History Matters, edited by Dorie McCullough Lawson and Michael Hill
David McCullough wrote many of my favorite history books. In this collection, curated by his daughter and a former editor, I got to read a number of his speeches and shorter articles. It makes sense that this powerful storyteller and gifted researcher made observations on people and historical events that resonate. I enjoyed reading his observations on the work of being a historian and found myself underlining like a middle schooler just learning how to identify important passages. In a very short book, I used a pen full of underliners.
“Happiness - true happiness - is not to be found in vacations or the like. It’s to be found in the love of learning and doing what you really want to get up and get to each day.” (xiii)
“Dave McCullough painted with words, and the images he has left us are windows into a past that is at once remote and proximate." (Jon Meacham, forward xv)

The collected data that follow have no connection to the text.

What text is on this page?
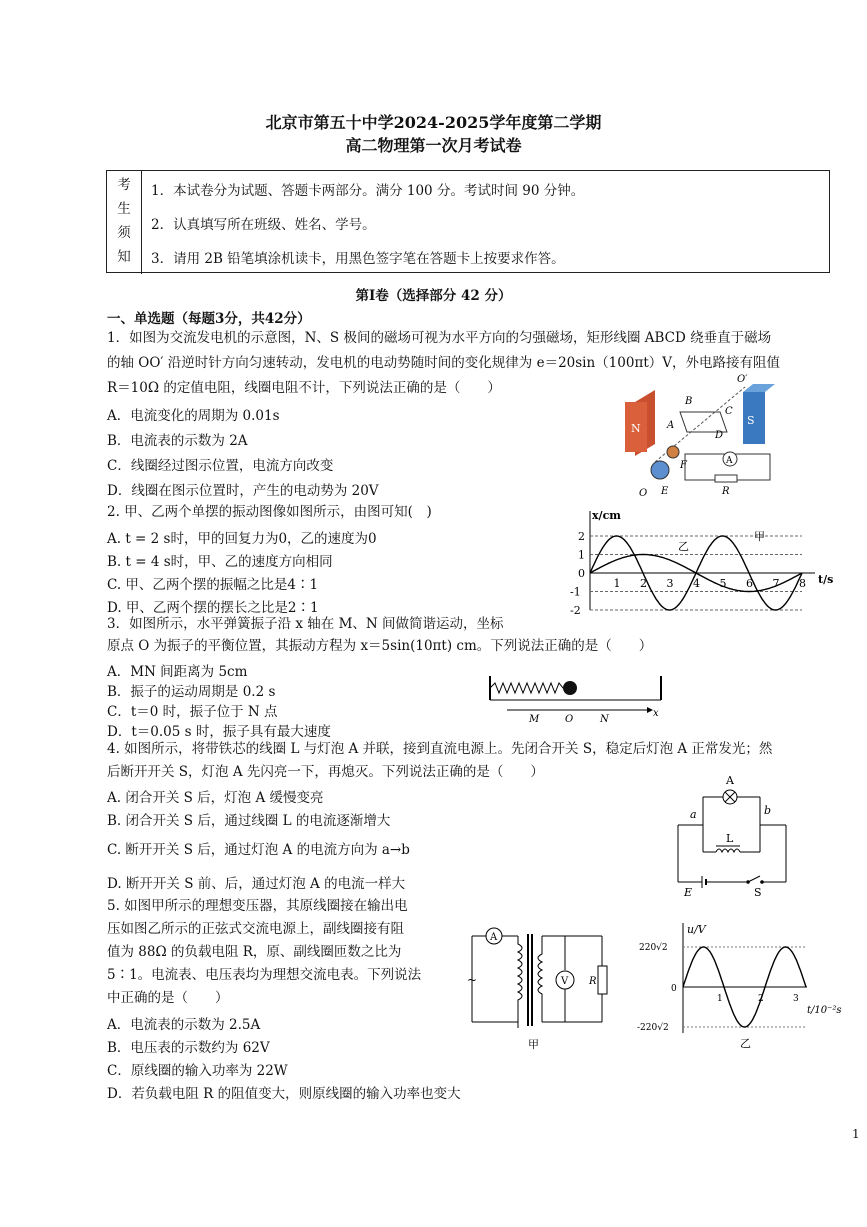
北京市第五十中学2024-2025学年度第二学期
高二物理第一次月考试卷
考
生
须
知
1．本试卷分为试题、答题卡两部分。满分 100 分。考试时间 90 分钟。
2．认真填写所在班级、姓名、学号。
3．请用 2B 铅笔填涂机读卡，用黑色签字笔在答题卡上按要求作答。
第Ⅰ卷（选择部分 42 分）
一、单选题（每题3分，共42分）
1．如图为交流发电机的示意图，N、S 极间的磁场可视为水平方向的匀强磁场，矩形线圈 ABCD 绕垂直于磁场
的轴 OO′ 沿逆时针方向匀速转动，发电机的电动势随时间的变化规律为 e＝20sin（100πt）V，外电路接有阻值
R＝10Ω 的定值电阻，线圈电阻不计，下列说法正确的是（　　）
A．电流变化的周期为 0.01s
B．电流表的示数为 2A
C．线圈经过图示位置，电流方向改变
D．线圈在图示位置时，产生的电动势为 20V
N
S
B
A
C
D
O′
A
R
F
E
O
2. 甲、乙两个单摆的振动图像如图所示，由图可知(　)
A. t = 2 s时，甲的回复力为0，乙的速度为0
B. t = 4 s时，甲、乙的速度方向相同
C. 甲、乙两个摆的振幅之比是4∶1
D. 甲、乙两个摆的摆长之比是2∶1
x/cm
t/s
1 2 3 4 5 6 7 8
2
1
0
-1
-2
甲
乙
3．如图所示，水平弹簧振子沿 x 轴在 M、N 间做简谐运动，坐标
原点 O 为振子的平衡位置，其振动方程为 x＝5sin(10πt) cm。下列说法正确的是（　　）
A．MN 间距离为 5cm
B．振子的运动周期是 0.2 s
C．t＝0 时，振子位于 N 点
D．t＝0.05 s 时，振子具有最大速度
M	O	N
x
4. 如图所示，将带铁芯的线圈 L 与灯泡 A 并联，接到直流电源上。先闭合开关 S，稳定后灯泡 A 正常发光；然
后断开开关 S，灯泡 A 先闪亮一下，再熄灭。下列说法正确的是（　　）
A. 闭合开关 S 后，灯泡 A 缓慢变亮
B. 闭合开关 S 后，通过线圈 L 的电流逐渐增大
C. 断开开关 S 后，通过灯泡 A 的电流方向为 a→b
D. 断开开关 S 前、后，通过灯泡 A 的电流一样大
A
L
a	b
E	S
5. 如图甲所示的理想变压器，其原线圈接在输出电
压如图乙所示的正弦式交流电源上，副线圈接有阻
值为 88Ω 的负载电阻 R，原、副线圈匝数之比为
5∶1。电流表、电压表均为理想交流电表。下列说法
中正确的是（　　）
A．电流表的示数为 2.5A
B．电压表的示数约为 62V
C．原线圈的输入功率为 22W
D．若负载电阻 R 的阻值变大，则原线圈的输入功率也变大
A
~	V R
甲
u/V
t/10⁻²s
220√2
0
-220√2
1	2	3
乙
1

“We need stories as we need food and water …. [W]hat draws us to history, the pull of the past, is change. It is what is new, not what is old. And change is the essence of life.” (9)
“Risk-taking is another very rare quality among students and must be encouraged …. [T]ests must be devised … whereby the student is not competing against anybody else but himself or herself.” (13)
In a 2018 graduation speech, McCullough speaks of the role of luck in history and concludes, “How lucky we are to live in this great country, where freedom of speech, the rule of law, and representative government remain the way of life. Where the love of learning holds strong. Where there are public libraries free to the people in virtually every city and town.” (21)
His advice to college graduates includes, “Be generous. Give of yourselves. Count kindness as all-important in life. Take interest in those around you. Try to keep in mind that everyone you encounter along the way, no matter their background or station in life, knows something you don’t.” (21)
If I ever get to return to the classroom to teach history, I will be affected by McCullough’s cautionary words: “Nothing in the past had to happen the way it happened.” (70) And, similarly, “You cannot assume that because an onion tasted the same to them or the stars were in the same configuration, that they were just like we are. They weren’t just like we are, because they lived in a different time.” (68)
The Savannah Bananas by Jesse Cole, Founder
A parent shared the story of going to a Savannah Bananas game with his son. I was intrigued that the two had each thought the Founder and Emcee of the games, Jesse Cole, sounded like me. As I learned more, I was inspired. I find Jesse Cole to be inspirational. I translate his message as, “Let’s talk less about red and blue divisions and more about what we have in common.” Instead of red or blue, Jesse’s color is yellow. He wears a yellow tuxedo and bowler, and he spreads a message through a version of baseball they call Banana Ball. The message is that there is so much reason for joy, and we can share that joy no matter what our political affiliations. This clip gives a sense of his inspiring philosophy. I went so far as to wear a yellow tuxedo for Halloween and loved how many FWCD students came as players for the Savannah Bananas.